Dans toutes ces réponses, soit que mes interlocuteurs n'étaient pas au courant du plan mais ne voulaient pas se prononcer (en particulier dans les cas de Tran Dinh Tho et Richard Peters), soit qu'ils ne savaient vraiment pas en raison de la discrétion du Général Hieu ou pour cause du besoin de sauvegarder le secret quand les espions s'étaient infiltrés à tous les niveaux militaires (un exemple typique, pendant la préparation de l'Opération Than Phong, seulement le Colonel Hieu et le Général de Brigade Vinh Loc, Chef d'Etat Major et Commandant du 2è Corps d'Armée étaient au courant de l'opération).

Le Général Hieu avait des raisons d'être réservé envers le Colonel Phan Huy Luong parce que celui-ci a été invité par le Général Nguyen Van Minh à assumer le poste de Chef d'Etat Major du 3è Corps d'Armée. Il faut savoir que le Général Minh était celui qui avait expulsé le Général Hieu de la 5è Division en juin 1971 et rempli les postes clé du 3è Corps avec ses larbins de la Bande Delta.

Les Généraux Ly Tong Ba, Le Minh Dao et Tran Quang Khoi n'ont pas été mis dans la confidence de ses plans par le Général Hieu parce que, en tant que Commandant Adjoint du 3è Corps d'Armée, il ne détenait pas une autorité directe sur eux; il exerçait seulement le rôle de moniteur et rapporteur au Commandant du Corps et relayait les ordres de ce dernier aux Commandants de Division.
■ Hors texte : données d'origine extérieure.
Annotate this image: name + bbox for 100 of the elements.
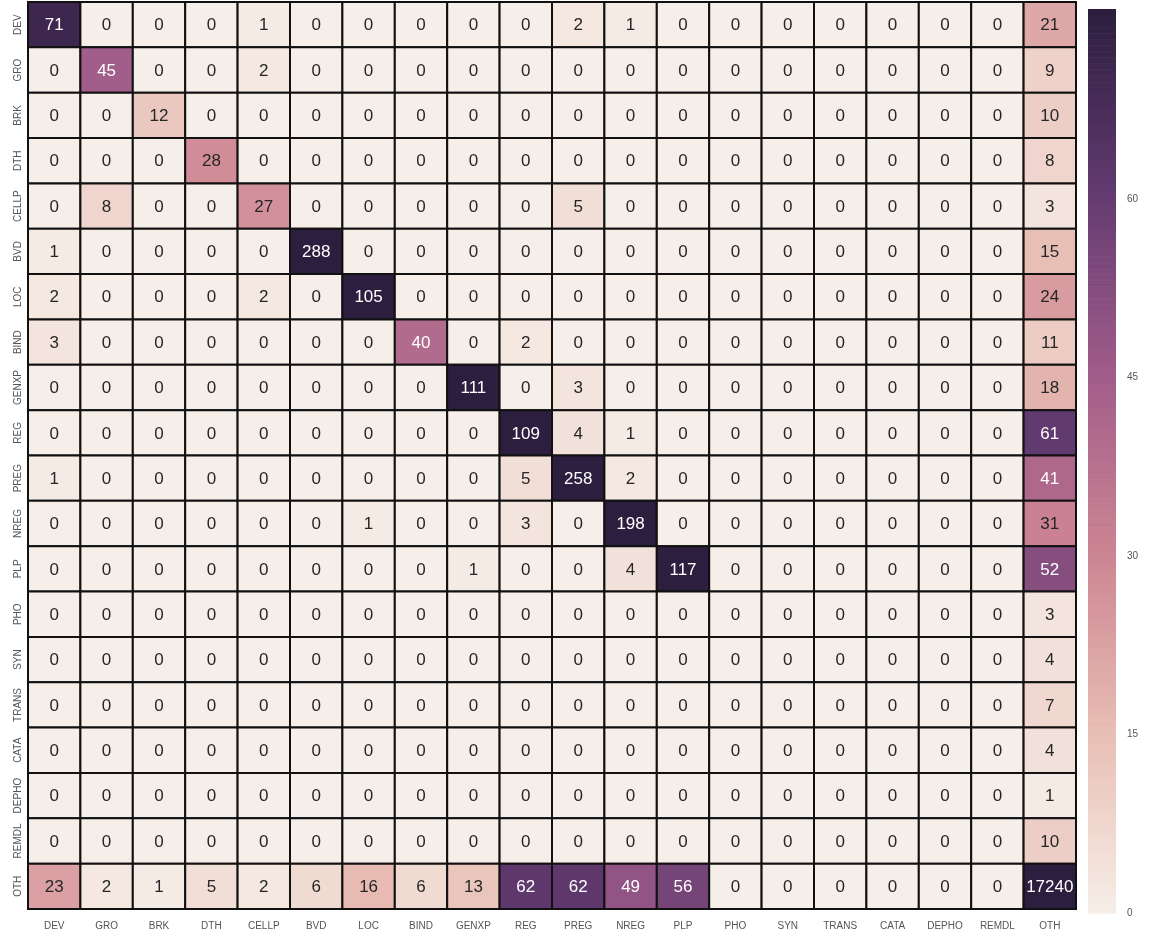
data-label: 28 — [201, 151, 221, 171]
data-label: 0 — [521, 151, 531, 171]
data-label: 0 — [730, 604, 741, 624]
data-label: 0 — [363, 695, 374, 715]
data-label: 0 — [940, 514, 950, 534]
data-label: 0 — [835, 786, 845, 806]
data-label: 0 — [311, 786, 321, 806]
data-label: 6 — [416, 877, 426, 897]
data-label: 0 — [678, 287, 688, 307]
data-label: 0 — [259, 514, 269, 534]
x-tick-label: LOC — [358, 919, 379, 931]
data-label: 0 — [363, 242, 374, 262]
data-label: 0 — [416, 831, 426, 851]
data-label: 2 — [49, 287, 59, 307]
data-label: 0 — [363, 831, 374, 851]
data-label: 0 — [573, 242, 583, 262]
data-label: 0 — [154, 378, 164, 398]
data-label: 15 — [1040, 242, 1060, 262]
data-label: 0 — [416, 786, 426, 806]
data-label: 0 — [101, 740, 112, 760]
data-label: 0 — [783, 695, 793, 715]
data-label: 0 — [835, 695, 845, 715]
data-label: 0 — [783, 604, 793, 624]
data-label: 0 — [678, 378, 688, 398]
data-label: 0 — [521, 740, 531, 760]
data-label: 16 — [359, 877, 379, 897]
data-label: 4 — [1045, 740, 1055, 760]
data-label: 2 — [101, 877, 112, 897]
data-label: 0 — [887, 287, 898, 307]
data-label: 0 — [101, 604, 112, 624]
data-label: 0 — [49, 196, 59, 216]
data-label: 0 — [416, 378, 426, 398]
data-label: 0 — [363, 786, 374, 806]
data-label: 0 — [783, 650, 793, 670]
data-label: 0 — [416, 196, 426, 216]
data-label: 5 — [206, 877, 217, 897]
data-label: 288 — [302, 242, 331, 262]
data-label: 0 — [468, 831, 479, 851]
data-label: 0 — [887, 877, 898, 897]
data-label: 0 — [887, 106, 898, 126]
data-label: 0 — [573, 604, 583, 624]
color-bar-label: 15 — [1127, 728, 1139, 740]
x-tick-label: NREG — [616, 919, 646, 931]
data-label: 3 — [521, 514, 531, 534]
data-label: 7 — [1045, 695, 1055, 715]
data-label: 0 — [678, 695, 688, 715]
data-label: 0 — [730, 196, 741, 216]
data-label: 52 — [1040, 559, 1060, 579]
y-tick-label: GENXP — [11, 369, 23, 405]
data-label: 0 — [730, 106, 741, 126]
data-label: 0 — [678, 196, 688, 216]
data-label: 0 — [259, 559, 269, 579]
data-label: 8 — [101, 196, 112, 216]
data-label: 2 — [259, 60, 269, 80]
data-label: 0 — [992, 740, 1003, 760]
data-label: 0 — [678, 151, 688, 171]
data-label: 0 — [887, 604, 898, 624]
data-label: 0 — [206, 695, 217, 715]
x-tick-label: BRK — [148, 919, 170, 931]
data-label: 0 — [101, 242, 112, 262]
data-label: 0 — [154, 604, 164, 624]
data-label: 0 — [625, 650, 636, 670]
data-label: 0 — [835, 378, 845, 398]
data-label: 0 — [783, 332, 793, 352]
data-label: 0 — [363, 604, 374, 624]
data-label: 1 — [625, 15, 636, 35]
data-label: 0 — [206, 559, 217, 579]
data-label: 0 — [363, 106, 374, 126]
data-label: 0 — [730, 786, 741, 806]
data-label: 0 — [992, 332, 1003, 352]
data-label: 0 — [940, 332, 950, 352]
y-tick-label: CELLP — [11, 189, 23, 222]
data-label: 0 — [154, 287, 164, 307]
data-label: 0 — [678, 242, 688, 262]
data-label: 0 — [573, 786, 583, 806]
data-label: 0 — [521, 786, 531, 806]
data-label: 0 — [887, 196, 898, 216]
data-label: 0 — [468, 468, 479, 488]
data-label: 0 — [101, 15, 112, 35]
data-label: 0 — [154, 151, 164, 171]
data-label: 0 — [101, 514, 112, 534]
y-tick-label: PREG — [11, 463, 23, 493]
x-tick-label: GRO — [95, 919, 119, 931]
data-label: 0 — [678, 740, 688, 760]
data-label: 0 — [468, 151, 479, 171]
data-label: 0 — [940, 423, 950, 443]
data-label: 0 — [730, 514, 741, 534]
data-label: 0 — [992, 604, 1003, 624]
data-label: 0 — [940, 287, 950, 307]
data-label: 0 — [416, 151, 426, 171]
data-label: 0 — [678, 60, 688, 80]
data-label: 0 — [625, 151, 636, 171]
data-label: 0 — [206, 468, 217, 488]
data-label: 0 — [468, 15, 479, 35]
data-label: 0 — [154, 242, 164, 262]
data-label: 9 — [1045, 60, 1055, 80]
data-label: 0 — [573, 559, 583, 579]
data-label: 0 — [783, 423, 793, 443]
y-tick-label: SYN — [11, 649, 23, 670]
data-label: 0 — [311, 604, 321, 624]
Envers ceux-ci (Commandants de la 25è, 18è Divisions et de la Force de Frappe d'Assaut du 3è Corps d'Armée), aussi bien qu'envers le Général Le Nguyen Vy de la 5è Division (décédé), le Général Hieu seulement supervise et aide dans la défense des régions opérationnelles appartenant à la division de chacun. En matière de stratégie au niveau de corps d'armée, il est évident qu'ils ne sont pas consultés. Par exemple, quand il est déterminé que les Communistes ont choisi Xuan Loc comme principal champ de bataille au lieu de Tay Ninh, le Commandement du 3è Corps d'Armée renforce la 18è Division avec la 1è Brigade de Parachutistes (à ce moment-là le Général Hieu était déjà mort); et en même temps, la Force de Frappe d'Assaut du 3è Corps d'Armée se déplace de Go Dau Ha, près Tay Ninh, de l'ouest à la Jonction Dau Giay près Xuan Loc, à l'est, afin de protéger Bien Hoa au cas où le front à Xuan Loc est perforé. Et quand la situation montre que la 18è Division ne peut plus tenir sa position, le 20 avril 1975, le Commandement du 3è Corps d'Armée donne l'ordre à la 18è Division de se retirer à Phuoc Tuy.
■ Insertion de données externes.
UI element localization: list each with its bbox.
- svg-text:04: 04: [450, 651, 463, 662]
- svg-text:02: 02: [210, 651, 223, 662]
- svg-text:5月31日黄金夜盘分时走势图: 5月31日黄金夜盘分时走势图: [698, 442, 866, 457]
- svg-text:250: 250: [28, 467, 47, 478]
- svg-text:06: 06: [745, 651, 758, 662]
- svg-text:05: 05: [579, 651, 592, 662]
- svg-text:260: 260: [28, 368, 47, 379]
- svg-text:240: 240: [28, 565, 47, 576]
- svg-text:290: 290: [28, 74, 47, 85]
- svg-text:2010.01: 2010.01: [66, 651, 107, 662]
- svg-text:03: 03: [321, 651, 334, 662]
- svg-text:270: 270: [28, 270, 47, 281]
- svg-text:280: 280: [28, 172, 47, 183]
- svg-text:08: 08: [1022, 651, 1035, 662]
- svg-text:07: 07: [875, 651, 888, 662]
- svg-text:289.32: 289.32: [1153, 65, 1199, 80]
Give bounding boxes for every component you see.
Bien que la femme du Général Tran Dinh Tho soit apparentée à la femme du Général Hieu, celui-ci pourrait demeurer réservé envers le Général Tho qui était proche du Général Cao Van Vien et du Général Thieu. Ces deux généraux tenaient le Général Hieu à l'écart. Tandis qu'il fraternisait avec Tho, Hieu avait bien conscient que tous ces mots et gestes seraient rapportés à ces deux généraux.

Quant au Général Toan, il est évident que le Général Hieu; en tant que homme juste, était obligé de rester extrêmement réservé en face d'un homme mesquin. Le Général Hieu savait qu'il n'était pas apprécié quand le Président Thieu nomma le Général Toan au Commandement du 3è Corps d'Armée et quand par la suite ce dernier nomma le Général Le Trung Tuong Chef d'Etat Major du 3è Corps d'Armée. Le Général Hieu se moque du Général Toan pour savoir seulement foncer sans réfléchir. Le Général Hieu démontrait toujours le plus haut degré de compétence et remplissait toujours ses devoirs admirablement, comme l'a remarqué le Général Toan, mais il ne se portait pas volontaire au-delà de ses devoirs, non par manque de devoir mais parce qu'il n'était pas apprécié. En plus, comme Richard Peters a fait la remarque, "S'il y avait certains désaccords entre les deux, j'ai l'impression que le Général Hieu, tout discipliné qu'il était, se serait conformé à la commande du Général Toan."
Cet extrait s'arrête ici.